Interest rates have been at a record low of 0.5 per cent for more than two years but policymakers are expected to lift borrowing costs in early 2012.
Commentators at Capital Economics warned that the figures left borrowers looking particularly vulnerable to interest rate rises in the medium term.
Property economist Paul Diggle said: “Given the high level of mortgage debt outstanding in relation to incomes, that could have serious ramifications for payment problems when interest rates do eventually rise.”
The strain on some households has been shown in the first rise in home possessions in a year. In line with recently published data from the Council of Mortgage Lenders, the FSA said new possessions rose 17 per cent to 9,613 in the quarter, although this was countered by a drop in arrears trends.
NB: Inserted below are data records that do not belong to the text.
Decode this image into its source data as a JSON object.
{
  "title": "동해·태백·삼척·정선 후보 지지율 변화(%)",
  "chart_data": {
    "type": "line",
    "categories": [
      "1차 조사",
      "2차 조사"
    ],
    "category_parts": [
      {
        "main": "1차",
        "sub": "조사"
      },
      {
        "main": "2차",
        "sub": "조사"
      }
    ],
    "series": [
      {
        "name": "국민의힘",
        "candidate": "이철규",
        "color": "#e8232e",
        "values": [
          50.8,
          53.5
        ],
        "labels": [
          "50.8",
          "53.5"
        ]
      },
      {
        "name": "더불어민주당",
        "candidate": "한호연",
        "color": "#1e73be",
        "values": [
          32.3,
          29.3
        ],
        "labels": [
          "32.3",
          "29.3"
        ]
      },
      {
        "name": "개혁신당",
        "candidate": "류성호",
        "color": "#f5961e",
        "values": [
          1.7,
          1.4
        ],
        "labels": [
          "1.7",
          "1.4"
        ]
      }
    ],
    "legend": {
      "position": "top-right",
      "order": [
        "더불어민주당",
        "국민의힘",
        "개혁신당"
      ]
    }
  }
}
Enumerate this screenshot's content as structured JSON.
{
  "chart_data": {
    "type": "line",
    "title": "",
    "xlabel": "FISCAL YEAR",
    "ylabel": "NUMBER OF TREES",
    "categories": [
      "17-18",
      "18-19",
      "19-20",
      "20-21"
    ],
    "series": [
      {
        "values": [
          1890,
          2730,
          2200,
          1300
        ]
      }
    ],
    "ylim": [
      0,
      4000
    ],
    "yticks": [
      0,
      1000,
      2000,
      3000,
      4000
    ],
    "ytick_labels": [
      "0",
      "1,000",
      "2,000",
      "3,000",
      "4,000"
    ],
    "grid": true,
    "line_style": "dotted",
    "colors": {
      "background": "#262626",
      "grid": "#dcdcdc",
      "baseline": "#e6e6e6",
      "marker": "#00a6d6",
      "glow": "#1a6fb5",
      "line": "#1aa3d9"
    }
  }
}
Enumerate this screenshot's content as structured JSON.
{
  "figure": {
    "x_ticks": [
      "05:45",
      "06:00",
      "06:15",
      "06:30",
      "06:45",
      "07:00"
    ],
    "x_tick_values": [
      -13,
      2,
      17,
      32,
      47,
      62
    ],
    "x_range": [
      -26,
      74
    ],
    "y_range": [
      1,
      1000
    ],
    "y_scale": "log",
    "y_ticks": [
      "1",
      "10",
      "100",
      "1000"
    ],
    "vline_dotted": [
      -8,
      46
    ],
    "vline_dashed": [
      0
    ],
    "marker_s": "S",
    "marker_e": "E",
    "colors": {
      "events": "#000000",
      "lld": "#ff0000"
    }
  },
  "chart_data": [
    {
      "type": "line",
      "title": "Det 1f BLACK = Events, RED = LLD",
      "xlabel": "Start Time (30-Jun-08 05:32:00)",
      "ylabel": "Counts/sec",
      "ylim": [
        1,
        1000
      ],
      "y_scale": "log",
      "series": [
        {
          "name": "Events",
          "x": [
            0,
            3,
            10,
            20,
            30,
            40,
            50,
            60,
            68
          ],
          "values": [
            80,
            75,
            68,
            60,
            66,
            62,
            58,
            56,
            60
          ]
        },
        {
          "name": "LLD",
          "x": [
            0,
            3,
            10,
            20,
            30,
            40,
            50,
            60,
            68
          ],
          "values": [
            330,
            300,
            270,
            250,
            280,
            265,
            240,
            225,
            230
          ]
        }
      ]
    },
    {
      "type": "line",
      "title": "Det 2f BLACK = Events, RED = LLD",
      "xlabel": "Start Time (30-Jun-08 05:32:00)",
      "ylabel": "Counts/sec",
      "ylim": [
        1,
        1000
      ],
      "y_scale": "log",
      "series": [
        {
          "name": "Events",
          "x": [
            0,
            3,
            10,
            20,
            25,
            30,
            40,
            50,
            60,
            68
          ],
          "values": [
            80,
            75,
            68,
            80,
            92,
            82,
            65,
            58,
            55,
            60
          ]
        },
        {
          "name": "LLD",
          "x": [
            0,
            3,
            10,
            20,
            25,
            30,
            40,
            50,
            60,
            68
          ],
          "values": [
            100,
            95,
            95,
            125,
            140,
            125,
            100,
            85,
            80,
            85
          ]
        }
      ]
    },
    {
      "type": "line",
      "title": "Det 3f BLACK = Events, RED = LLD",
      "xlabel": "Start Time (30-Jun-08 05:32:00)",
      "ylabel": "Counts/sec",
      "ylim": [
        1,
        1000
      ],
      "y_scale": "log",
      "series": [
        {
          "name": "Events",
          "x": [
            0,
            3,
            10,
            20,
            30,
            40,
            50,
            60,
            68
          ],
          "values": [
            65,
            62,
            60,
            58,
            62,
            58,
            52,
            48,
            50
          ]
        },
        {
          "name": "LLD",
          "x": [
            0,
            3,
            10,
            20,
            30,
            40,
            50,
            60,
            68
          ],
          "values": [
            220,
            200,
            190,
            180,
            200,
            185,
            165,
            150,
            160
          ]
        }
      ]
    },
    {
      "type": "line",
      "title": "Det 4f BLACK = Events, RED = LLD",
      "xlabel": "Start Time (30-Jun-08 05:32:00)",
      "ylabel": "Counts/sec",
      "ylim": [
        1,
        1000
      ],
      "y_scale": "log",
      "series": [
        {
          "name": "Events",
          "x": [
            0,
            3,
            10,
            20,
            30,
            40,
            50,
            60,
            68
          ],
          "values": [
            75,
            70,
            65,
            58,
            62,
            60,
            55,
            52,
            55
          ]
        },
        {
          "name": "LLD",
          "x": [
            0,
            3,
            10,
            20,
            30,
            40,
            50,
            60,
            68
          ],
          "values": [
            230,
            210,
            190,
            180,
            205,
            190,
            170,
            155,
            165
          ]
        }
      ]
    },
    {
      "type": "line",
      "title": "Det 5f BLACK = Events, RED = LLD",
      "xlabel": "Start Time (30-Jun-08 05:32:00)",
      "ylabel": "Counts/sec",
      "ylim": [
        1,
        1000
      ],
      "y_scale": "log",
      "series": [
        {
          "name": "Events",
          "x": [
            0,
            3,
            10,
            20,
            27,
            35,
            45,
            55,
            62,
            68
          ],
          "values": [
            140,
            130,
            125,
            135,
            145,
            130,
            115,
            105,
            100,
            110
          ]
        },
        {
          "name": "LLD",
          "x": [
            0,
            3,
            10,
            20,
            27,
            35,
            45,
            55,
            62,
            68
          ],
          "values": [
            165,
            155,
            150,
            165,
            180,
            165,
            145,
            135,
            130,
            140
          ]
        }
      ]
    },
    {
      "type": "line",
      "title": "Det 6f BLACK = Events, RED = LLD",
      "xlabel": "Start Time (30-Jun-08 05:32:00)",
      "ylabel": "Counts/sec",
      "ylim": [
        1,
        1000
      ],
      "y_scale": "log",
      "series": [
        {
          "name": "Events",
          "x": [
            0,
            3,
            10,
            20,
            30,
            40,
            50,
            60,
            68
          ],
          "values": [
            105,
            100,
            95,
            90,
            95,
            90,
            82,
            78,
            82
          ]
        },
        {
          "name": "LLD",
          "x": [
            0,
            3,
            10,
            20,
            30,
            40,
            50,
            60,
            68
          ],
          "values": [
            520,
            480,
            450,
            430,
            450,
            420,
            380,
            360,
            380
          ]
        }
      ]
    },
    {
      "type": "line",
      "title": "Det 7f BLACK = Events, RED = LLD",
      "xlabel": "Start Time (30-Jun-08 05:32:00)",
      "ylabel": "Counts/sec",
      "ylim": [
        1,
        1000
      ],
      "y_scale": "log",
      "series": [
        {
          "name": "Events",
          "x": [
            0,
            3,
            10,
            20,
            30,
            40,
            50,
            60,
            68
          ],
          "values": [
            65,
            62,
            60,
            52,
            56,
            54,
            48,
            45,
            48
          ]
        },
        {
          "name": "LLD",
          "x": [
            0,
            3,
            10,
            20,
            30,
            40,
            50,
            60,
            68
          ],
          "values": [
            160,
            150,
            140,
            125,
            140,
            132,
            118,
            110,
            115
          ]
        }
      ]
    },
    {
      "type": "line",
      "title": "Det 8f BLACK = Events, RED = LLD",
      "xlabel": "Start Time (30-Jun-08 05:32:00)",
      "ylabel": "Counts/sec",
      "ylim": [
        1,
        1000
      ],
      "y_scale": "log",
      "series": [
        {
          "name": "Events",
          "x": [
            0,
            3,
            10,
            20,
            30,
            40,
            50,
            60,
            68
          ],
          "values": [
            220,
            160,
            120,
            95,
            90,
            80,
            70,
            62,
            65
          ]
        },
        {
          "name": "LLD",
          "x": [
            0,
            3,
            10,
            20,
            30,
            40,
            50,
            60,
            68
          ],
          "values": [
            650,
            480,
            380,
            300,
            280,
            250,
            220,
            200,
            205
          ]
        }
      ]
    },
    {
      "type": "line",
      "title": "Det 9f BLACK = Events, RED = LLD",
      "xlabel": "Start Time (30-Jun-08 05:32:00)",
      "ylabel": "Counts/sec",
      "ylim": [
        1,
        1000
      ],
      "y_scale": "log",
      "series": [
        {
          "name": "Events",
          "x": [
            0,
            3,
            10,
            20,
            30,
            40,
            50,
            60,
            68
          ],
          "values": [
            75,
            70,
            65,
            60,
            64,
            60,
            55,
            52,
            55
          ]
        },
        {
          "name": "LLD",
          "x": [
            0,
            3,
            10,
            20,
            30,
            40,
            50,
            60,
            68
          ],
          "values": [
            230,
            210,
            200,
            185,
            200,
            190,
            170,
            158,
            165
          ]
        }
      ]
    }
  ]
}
The total number of new arrears cases in the first quarter was 35,600, 8 per cent lower than the previous quarter.
Consequently the proportion of the residential loan book that is in arrears, and hence not fully performing, also fell, to 2.88 per cent.
The total value of outstanding loans fell slightly from the previous quarter to £1.2 trillion, while the number of new advances totalled £33bn, 10 per cent lower than the previous three months but 3 per cent up on the start of 2010.